Brigitte Bardot, icône du cinéma français, est décédée dimanche à l’âge de 91 ans. Sa carrière a été marquée par un engagement controversé envers l’extrême droite, notamment une admiration pour Marine Le Pen, qu’elle considérait comme « la Jeanne d’Arc du XXIe siècle ». Bardot a toujours affirmé que ses orientations politiques étaient motivées par sa cause animale et a exprimé sa désapprobation des étiquettes qui lui étaient collées, comme celle de « frontiste », précise-t-elle dans son œuvre testament « Larmes de combat », rapporte TopTribune.
Plusieurs condamnations
Dans une interview en 2018, Bardot déclarait : « N’ayant jamais fait de politique de ma vie, je ne savais tout simplement pas ce qu’était »l’extrême droite » ». Malgré ses efforts pour se distancier, ses propos controversés ont conduit à plusieurs condamnations, notamment pour des commentaires jugés anti-musulmans. Bardot, qui s’est souvent exprimée comme « conservatrice » et « patriote », voyait la droite comme le seul rempart contre ce qu’elle qualifiait d’« agonie de la France », selon son « BBcédaire » publié en 2025.

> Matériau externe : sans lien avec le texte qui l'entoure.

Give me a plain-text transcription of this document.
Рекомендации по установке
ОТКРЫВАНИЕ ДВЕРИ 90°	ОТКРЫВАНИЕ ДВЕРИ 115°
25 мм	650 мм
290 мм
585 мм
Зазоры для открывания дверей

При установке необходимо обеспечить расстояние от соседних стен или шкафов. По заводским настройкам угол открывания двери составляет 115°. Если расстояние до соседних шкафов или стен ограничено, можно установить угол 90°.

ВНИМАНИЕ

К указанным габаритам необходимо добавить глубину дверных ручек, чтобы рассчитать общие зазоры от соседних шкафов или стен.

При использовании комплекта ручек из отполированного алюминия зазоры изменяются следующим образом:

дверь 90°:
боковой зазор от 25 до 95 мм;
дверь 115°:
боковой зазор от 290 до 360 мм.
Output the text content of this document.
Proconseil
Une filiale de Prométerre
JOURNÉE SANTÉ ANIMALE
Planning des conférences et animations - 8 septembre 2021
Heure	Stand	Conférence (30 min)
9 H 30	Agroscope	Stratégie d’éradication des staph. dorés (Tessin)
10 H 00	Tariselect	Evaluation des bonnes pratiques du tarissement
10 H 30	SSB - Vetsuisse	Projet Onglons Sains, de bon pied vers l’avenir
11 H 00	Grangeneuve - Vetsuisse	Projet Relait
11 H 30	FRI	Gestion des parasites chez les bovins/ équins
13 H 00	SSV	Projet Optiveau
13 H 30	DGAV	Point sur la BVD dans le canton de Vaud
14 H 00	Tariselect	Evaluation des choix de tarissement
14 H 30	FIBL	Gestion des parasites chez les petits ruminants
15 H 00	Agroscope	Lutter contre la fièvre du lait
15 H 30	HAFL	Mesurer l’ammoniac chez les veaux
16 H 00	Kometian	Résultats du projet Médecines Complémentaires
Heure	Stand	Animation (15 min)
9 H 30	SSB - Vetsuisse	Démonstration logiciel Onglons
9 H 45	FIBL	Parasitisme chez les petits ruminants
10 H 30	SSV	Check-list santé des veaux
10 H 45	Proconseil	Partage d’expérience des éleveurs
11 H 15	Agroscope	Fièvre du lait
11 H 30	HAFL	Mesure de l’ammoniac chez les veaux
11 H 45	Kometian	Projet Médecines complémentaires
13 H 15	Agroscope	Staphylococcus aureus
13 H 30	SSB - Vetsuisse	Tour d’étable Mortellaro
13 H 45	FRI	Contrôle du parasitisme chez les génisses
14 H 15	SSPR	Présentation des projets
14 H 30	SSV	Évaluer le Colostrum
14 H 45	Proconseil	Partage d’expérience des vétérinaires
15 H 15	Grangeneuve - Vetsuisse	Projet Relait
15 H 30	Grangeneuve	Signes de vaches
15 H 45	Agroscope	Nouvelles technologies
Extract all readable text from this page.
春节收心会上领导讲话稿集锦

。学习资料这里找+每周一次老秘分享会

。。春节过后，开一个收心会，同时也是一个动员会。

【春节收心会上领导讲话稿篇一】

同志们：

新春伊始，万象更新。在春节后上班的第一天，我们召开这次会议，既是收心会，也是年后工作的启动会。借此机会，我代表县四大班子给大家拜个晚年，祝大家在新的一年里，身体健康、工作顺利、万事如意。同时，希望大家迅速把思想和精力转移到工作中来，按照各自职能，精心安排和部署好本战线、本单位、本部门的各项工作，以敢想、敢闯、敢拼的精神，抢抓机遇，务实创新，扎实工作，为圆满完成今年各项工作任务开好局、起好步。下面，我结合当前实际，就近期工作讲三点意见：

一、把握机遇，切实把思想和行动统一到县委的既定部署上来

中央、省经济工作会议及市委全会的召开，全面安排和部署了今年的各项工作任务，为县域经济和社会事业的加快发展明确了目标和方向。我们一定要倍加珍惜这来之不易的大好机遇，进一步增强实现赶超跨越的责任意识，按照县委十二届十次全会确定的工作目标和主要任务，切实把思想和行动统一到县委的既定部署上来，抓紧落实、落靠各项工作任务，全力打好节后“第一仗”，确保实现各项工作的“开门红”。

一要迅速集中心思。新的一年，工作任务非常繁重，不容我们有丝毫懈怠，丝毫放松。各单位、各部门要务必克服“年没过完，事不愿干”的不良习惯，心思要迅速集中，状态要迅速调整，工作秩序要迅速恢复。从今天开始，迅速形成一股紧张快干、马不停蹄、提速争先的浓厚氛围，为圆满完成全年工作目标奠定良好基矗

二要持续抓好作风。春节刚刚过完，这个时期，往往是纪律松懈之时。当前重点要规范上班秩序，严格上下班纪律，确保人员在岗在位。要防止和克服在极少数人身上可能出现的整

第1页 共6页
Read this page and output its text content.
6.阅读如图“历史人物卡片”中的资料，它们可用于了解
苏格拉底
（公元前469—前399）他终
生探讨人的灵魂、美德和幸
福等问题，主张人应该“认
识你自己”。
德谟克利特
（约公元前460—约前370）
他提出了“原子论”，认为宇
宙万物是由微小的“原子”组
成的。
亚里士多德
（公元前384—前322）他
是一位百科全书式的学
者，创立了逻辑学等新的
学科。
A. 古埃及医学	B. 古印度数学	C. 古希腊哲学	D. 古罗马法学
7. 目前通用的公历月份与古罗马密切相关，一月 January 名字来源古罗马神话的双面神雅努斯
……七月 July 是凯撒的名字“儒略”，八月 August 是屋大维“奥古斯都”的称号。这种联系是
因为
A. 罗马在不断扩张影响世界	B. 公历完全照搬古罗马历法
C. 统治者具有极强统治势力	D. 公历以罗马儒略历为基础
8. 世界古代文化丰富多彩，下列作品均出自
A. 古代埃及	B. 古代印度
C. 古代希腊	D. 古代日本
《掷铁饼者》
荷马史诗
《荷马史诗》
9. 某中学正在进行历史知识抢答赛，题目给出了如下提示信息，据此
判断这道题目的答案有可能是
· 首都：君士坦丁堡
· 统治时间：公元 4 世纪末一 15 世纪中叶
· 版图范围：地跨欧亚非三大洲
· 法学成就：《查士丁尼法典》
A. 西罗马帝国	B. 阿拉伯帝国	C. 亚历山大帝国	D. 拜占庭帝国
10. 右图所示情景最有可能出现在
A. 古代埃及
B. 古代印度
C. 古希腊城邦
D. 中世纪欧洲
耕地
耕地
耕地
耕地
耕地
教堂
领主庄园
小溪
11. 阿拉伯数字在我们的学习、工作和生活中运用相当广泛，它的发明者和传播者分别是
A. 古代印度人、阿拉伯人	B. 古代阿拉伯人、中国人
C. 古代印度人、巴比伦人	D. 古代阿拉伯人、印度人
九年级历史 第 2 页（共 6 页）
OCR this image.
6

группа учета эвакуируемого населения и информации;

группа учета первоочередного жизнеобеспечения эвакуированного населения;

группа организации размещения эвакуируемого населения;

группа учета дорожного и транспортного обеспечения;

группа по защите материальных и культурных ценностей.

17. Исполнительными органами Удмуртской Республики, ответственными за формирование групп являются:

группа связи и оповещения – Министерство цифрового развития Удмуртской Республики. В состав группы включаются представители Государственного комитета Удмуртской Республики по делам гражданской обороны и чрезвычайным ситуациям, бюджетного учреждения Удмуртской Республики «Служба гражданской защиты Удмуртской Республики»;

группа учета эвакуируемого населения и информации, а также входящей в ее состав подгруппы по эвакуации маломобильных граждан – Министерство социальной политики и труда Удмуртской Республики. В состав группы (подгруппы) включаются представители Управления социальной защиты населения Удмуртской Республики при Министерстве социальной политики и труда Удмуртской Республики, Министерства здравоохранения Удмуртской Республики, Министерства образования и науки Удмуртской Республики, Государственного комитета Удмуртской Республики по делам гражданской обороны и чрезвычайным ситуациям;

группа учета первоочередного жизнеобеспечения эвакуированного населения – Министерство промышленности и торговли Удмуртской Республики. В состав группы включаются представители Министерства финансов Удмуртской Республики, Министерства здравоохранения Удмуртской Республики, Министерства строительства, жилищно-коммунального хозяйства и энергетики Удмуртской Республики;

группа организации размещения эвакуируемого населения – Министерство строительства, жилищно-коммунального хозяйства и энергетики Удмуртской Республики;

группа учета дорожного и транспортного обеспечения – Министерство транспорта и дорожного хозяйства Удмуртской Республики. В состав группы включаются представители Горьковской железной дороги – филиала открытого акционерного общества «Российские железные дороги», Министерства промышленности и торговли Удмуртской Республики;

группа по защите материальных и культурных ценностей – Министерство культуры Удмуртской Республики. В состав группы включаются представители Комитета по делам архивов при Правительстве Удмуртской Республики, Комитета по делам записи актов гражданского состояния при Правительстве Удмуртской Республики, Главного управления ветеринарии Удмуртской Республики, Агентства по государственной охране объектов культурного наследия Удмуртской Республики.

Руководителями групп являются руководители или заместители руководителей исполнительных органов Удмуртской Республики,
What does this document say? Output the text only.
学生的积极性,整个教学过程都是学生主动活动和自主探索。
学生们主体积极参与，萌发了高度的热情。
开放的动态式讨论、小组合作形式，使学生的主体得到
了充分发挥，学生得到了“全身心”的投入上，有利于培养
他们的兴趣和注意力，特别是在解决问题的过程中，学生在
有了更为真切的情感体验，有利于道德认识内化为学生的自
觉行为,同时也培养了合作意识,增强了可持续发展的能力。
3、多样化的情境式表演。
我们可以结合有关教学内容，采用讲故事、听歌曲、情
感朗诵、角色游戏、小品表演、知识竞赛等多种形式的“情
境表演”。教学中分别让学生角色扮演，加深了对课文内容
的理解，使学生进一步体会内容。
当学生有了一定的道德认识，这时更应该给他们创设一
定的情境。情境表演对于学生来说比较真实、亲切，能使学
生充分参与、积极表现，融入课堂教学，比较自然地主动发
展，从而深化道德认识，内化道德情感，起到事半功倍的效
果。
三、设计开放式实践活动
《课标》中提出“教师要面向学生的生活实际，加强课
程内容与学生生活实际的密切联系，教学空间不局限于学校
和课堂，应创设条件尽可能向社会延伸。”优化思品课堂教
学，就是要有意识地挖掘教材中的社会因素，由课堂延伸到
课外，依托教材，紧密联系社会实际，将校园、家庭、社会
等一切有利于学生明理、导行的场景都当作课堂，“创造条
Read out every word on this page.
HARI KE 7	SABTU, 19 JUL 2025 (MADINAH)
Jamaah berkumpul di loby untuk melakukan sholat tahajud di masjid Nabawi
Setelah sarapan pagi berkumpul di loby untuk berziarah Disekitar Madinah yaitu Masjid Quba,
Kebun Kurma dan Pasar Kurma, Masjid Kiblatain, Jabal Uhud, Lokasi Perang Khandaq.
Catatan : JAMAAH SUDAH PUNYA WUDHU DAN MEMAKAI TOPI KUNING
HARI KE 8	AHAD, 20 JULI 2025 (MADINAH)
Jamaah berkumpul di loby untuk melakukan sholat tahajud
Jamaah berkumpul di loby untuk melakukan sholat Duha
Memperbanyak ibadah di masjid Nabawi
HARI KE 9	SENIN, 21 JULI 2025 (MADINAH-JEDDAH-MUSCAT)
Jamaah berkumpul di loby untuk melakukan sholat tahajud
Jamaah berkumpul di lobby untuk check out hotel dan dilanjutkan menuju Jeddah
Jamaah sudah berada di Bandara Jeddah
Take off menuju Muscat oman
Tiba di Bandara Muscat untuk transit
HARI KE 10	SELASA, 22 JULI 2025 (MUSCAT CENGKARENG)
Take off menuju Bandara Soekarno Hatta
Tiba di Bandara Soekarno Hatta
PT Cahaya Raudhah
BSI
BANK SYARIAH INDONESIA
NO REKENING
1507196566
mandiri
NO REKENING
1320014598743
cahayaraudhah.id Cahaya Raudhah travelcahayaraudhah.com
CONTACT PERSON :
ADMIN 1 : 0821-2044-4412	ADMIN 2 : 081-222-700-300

Jean-Marie Le Pen, « un homme charmant »
Dans sa biographie de 1996, « Initiales B.B. », elle louait Jean-Marie Le Pen, affirmant qu’il était « un homme charmant, intelligent, révolté comme moi par certaines choses », et partageait ses craintes concernant l’immigration. Ses liens avec le FN ont persisté, notamment lorsqu’en 2012, elle a appelé à voter pour Marine Le Pen, la qualifiant de « femme admirable ». Bardot se disait « contre le vivre ensemble », soutenant que Marine Le Pen était capable « de reprendre la France en main ». Marine Le Pen a exprimé sa tristesse suite au décès de Bardot, tandis que Jordan Bardella, président du RN, a salué son patriotisme ardent.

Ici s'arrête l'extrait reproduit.